Si vous souhaitez en savoir plus sur la solution courtier en ligne, n’hésitez pas à consulter le classement des meilleurs courtiers réalisé par Nextbanq.

De toute manière, quel que soit votre camp, voici le tour d’horizon complet des frais en vigueur dans la profession. Mieux les repérer, c’est aussi mieux les combattre !

Le coût de l’ordre est la 1ère source de profit pour tous les courtiers. La nature de la commission prélevée dépend des tarifications proposées, c’est-à-dire typiquement :

  • Au pourcentage : la commission est indexée sur le montant de l’ordre, par exemple 0,50% jusqu’à 1 000€, soit 5€ pour un ordre de 1 000€..
  • Forfaitaire : la commission est fixe jusqu’à un certain montant d’ordre, par exemple 10€ pour les ordres jusqu’à 1 000€. Le prix est alors le même que l’ordre soit de 100€ ou 800€ ! Très fréquent sur les ordres avec des montants modestes.
  • Un mélange des deux : le prix de l’ordre est fixe jusqu’à un montant défini, puis un pourcentage “prend le relais” sur la partie supérieure.
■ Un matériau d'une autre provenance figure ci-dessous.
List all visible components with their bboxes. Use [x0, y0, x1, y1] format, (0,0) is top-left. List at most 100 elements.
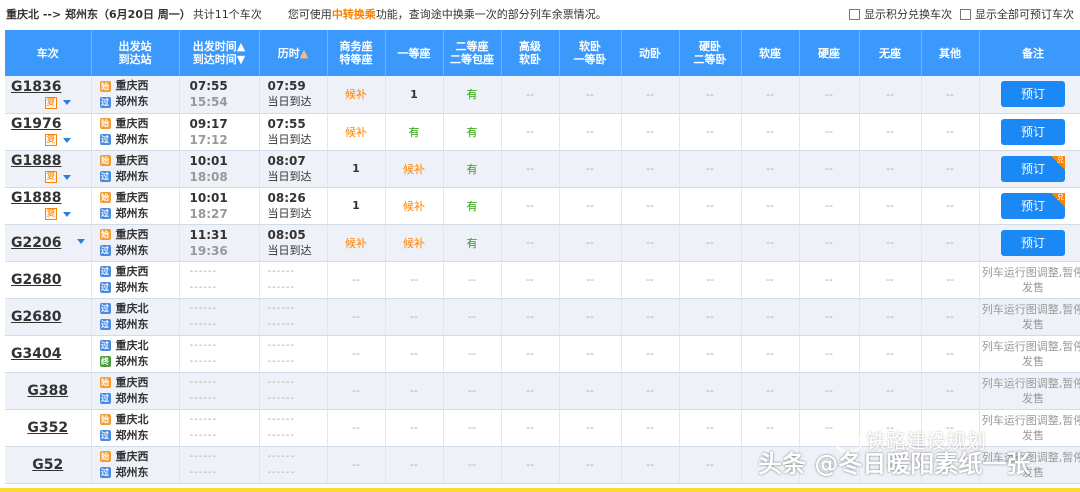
chevron-down-icon[interactable]	[63, 100, 71, 106]
seat-availability-cell: --	[501, 187, 560, 225]
seat-availability[interactable]: 候补	[403, 200, 425, 213]
show-bookable-trains-checkbox[interactable]	[960, 8, 971, 20]
seat-availability: --	[352, 458, 360, 471]
arrival-station[interactable]: 郑州东	[116, 206, 149, 222]
arrival-station[interactable]: 郑州东	[116, 317, 149, 333]
seat-availability-cell: --	[921, 187, 980, 225]
seat-availability-cell: --	[621, 335, 680, 373]
stations-cell: 始重庆西过郑州东	[91, 446, 180, 484]
seat-availability: --	[526, 236, 534, 249]
times-cell: 10:01 18:08	[179, 150, 260, 188]
seat-availability-cell: --	[921, 113, 980, 151]
arrival-station[interactable]: 郑州东	[116, 354, 149, 370]
seat-availability-cell: --	[327, 261, 386, 299]
seat-availability: --	[526, 87, 534, 101]
seat-availability-cell: --	[327, 446, 386, 484]
seat-availability-cell: --	[559, 298, 622, 336]
seat-availability: --	[410, 458, 418, 471]
train-number-link[interactable]: G388	[5, 383, 91, 399]
duration: ------	[267, 413, 296, 425]
arrival-station[interactable]: 郑州东	[116, 280, 149, 296]
departure-station[interactable]: 重庆北	[116, 412, 149, 428]
arrival-station[interactable]: 郑州东	[116, 243, 149, 259]
train-number-link[interactable]: G3404	[11, 346, 91, 362]
seat-availability[interactable]: 候补	[345, 88, 367, 101]
book-button[interactable]: 预订	[1001, 229, 1065, 256]
train-number-link[interactable]: G52	[5, 457, 91, 473]
seat-availability[interactable]: 候补	[345, 126, 367, 139]
seat-availability-cell: --	[741, 409, 800, 447]
table-row: G388 始重庆西过郑州东 ------ ------ ------ ------ -- --…	[5, 372, 1080, 410]
arrival-station[interactable]: 郑州东	[116, 465, 149, 481]
stations-cell: 始重庆西过郑州东	[91, 372, 180, 410]
duration-cell: ------ ------	[259, 298, 328, 336]
chevron-down-icon[interactable]	[63, 174, 71, 180]
seat-availability[interactable]: 候补	[403, 237, 425, 250]
train-number-link[interactable]: G2680	[11, 309, 91, 325]
departure-station[interactable]: 重庆西	[116, 264, 149, 280]
train-number-link[interactable]: G1888	[11, 153, 91, 169]
arrival-time: 17:12	[189, 132, 228, 147]
seat-availability: --	[646, 384, 654, 397]
fuxing-badge-icon: 复	[45, 96, 57, 109]
seat-availability-cell: 候补	[327, 224, 386, 262]
seat-availability: --	[825, 310, 833, 323]
train-number-link[interactable]: G1976	[11, 116, 91, 132]
arrival-station[interactable]: 郑州东	[116, 169, 149, 185]
chevron-down-icon[interactable]	[63, 211, 71, 217]
train-number-link[interactable]: G1888	[11, 190, 91, 206]
seat-availability[interactable]: 候补	[345, 237, 367, 250]
header-duration[interactable]: 历时▲	[259, 30, 328, 76]
show-points-trains-checkbox[interactable]	[849, 8, 860, 20]
train-number-link[interactable]: G352	[5, 420, 91, 436]
arrival-station[interactable]: 郑州东	[116, 428, 149, 444]
header-soft-sleeper: 软卧 一等卧	[559, 30, 622, 76]
book-button[interactable]: 预订兑	[1001, 192, 1065, 219]
chevron-down-icon[interactable]	[63, 137, 71, 143]
seat-availability-cell: --	[799, 261, 860, 299]
departure-station[interactable]: 重庆北	[116, 301, 149, 317]
stations-cell: 始重庆西过郑州东	[91, 224, 180, 262]
train-number-link[interactable]: G1836	[11, 79, 91, 95]
show-bookable-trains-option[interactable]: 显示全部可预订车次	[960, 6, 1074, 22]
seat-availability: --	[586, 347, 594, 360]
seat-availability-cell: --	[559, 187, 622, 225]
seat-availability: --	[352, 310, 360, 323]
duration-cell: 08:26 当日到达	[259, 187, 328, 225]
chevron-down-icon[interactable]	[77, 238, 85, 244]
departure-station[interactable]: 重庆西	[116, 153, 149, 169]
header-times[interactable]: 出发时间▲ 到达时间▼	[179, 30, 260, 76]
departure-station[interactable]: 重庆西	[116, 78, 149, 94]
seat-availability: --	[766, 273, 774, 286]
seat-availability: --	[825, 199, 833, 212]
seat-availability: --	[646, 125, 654, 138]
train-number-link[interactable]: G2680	[11, 272, 91, 288]
departure-station[interactable]: 重庆西	[116, 227, 149, 243]
seat-availability: --	[886, 347, 894, 360]
book-button[interactable]: 预订	[1001, 81, 1065, 108]
table-row: G1888 复始重庆西过郑州东 10:01 18:08 08:07 当日到达 1 候补有 -- -…	[5, 150, 1080, 188]
train-cell: G1976 复	[5, 113, 92, 151]
book-button[interactable]: 预订兑	[1001, 155, 1065, 182]
transfer-link[interactable]: 中转换乘	[332, 8, 376, 21]
station-pass-icon: 过	[99, 134, 111, 145]
seat-availability-cell: --	[501, 372, 560, 410]
seat-availability: --	[410, 273, 418, 286]
seat-availability: --	[410, 384, 418, 397]
seat-availability-cell: --	[621, 446, 680, 484]
arrival-station[interactable]: 郑州东	[116, 132, 149, 148]
seat-availability-cell: --	[559, 150, 622, 188]
departure-station[interactable]: 重庆北	[116, 338, 149, 354]
departure-station[interactable]: 重庆西	[116, 116, 149, 132]
seat-availability: --	[352, 421, 360, 434]
seat-availability[interactable]: 候补	[403, 163, 425, 176]
arrival-day-note: ------	[267, 429, 296, 441]
departure-station[interactable]: 重庆西	[116, 449, 149, 465]
departure-station[interactable]: 重庆西	[116, 190, 149, 206]
book-button[interactable]: 预订	[1001, 118, 1065, 145]
arrival-station[interactable]: 郑州东	[116, 391, 149, 407]
show-points-trains-option[interactable]: 显示积分兑换车次	[849, 6, 952, 22]
seat-availability-cell: --	[385, 298, 444, 336]
departure-station[interactable]: 重庆西	[116, 375, 149, 391]
arrival-station[interactable]: 郑州东	[116, 94, 149, 110]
Par exemple, 10€ jusqu’à 1 000€, puis 0,50% sur le montant dépassant 1 000€.

Les choses se compliquent au niveau du choix des formules. En effet, au lieu de se contenter d’une tarification unique pour tous les clients, l’immense majorité des courtiers s’adaptent en fonction des besoins de ceux-ci, en proposant des tarifications spécifiques selon le nombre d’ordres passés dans le mois.

Par exemple, ces formules s’échelonnent souvent d’un package « débutant » vers un package « trader professionnel ». Malheureusement, si l’idée semble bonne sur le papier, les comparaisons entre courtiers n’en deviennent par la suite que plus difficiles ! En effet, il n’est pas rare de voir un courtier se distinguer très positivement sur un profil donné, mais beaucoup moins sur un autre…

Estimer précisément son activité mensuelle devient donc primordial afin de choisir la tarification adéquate, ce qui n’est pas un exercice toujours évident. Heureusement, si l’investisseur a correctement défini les objectifs de sa présence en bourse, et donc sa stratégie, la réponse devient plus naturelle.

Toutefois, les « besoins boursiers » peuvent très bien évoluer au fil du temps. Dans ce cas, les courtiers donnent toujours la possibilité de changer de tarification, mais la gratuité n’est alors pas toujours garantie.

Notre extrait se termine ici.